BACKGROUND AND AIM: Blood pressure displays a seasonal pattern. Whether this pattern is related to high sodium and/or low potassium intakes has not been investigated. We assessed if sodium and potassium consumption present a seasonal pattern. We also simulated the impact of seasonality of sodium consumption on systolic blood pressure levels. METHODS AND RESULTS: Data from three Swiss population-based studies (n = 2845). Sodium and potassium consumption were assessed by urinary excretion using 24 h urine collection.
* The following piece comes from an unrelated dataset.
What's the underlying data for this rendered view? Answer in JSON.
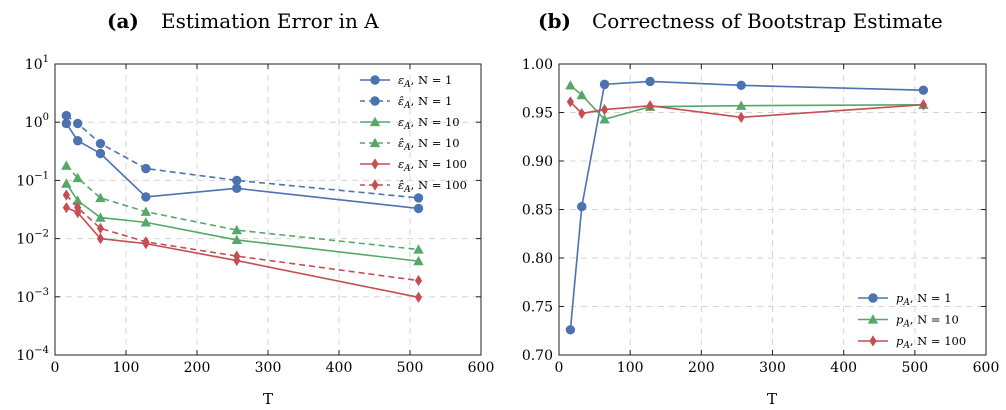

Seasonality was assessed using the cosinor model and was adjusted for study, gender, age, body mass index, antihypertensive drug treatment, urinary creatinine and atmospheric relative humidity. The effect of sodium variation on blood pressure levels was estimated using data from a recent meta-analysis. Both sodium and potassium excretions showed a seasonal pattern. For sodium, the nadir occurred between August and October, and the peak between February and April, with a multivariate-adjusted seasonal variation (difference between peak and nadir) of 9.2 mmol. For potassium, the nadir occurred in October and the peak in April, with a multivariate-adjusted seasonal variation of 4.0 mmol. Excluding participants on antihypertensive drug treatment or stratifying the analysis by gender cancelled the seasonality of sodium consumption. The maximum impact of the seasonal variation in sodium consumption on systolic blood pressure ranged from 0.4 to 1.1 mm Hg, depending on the model considered. CONCLUSION:Sodium and potassium consumptions present specific seasonal variations. These variations do not explain the seasonal variations in blood pressure levels.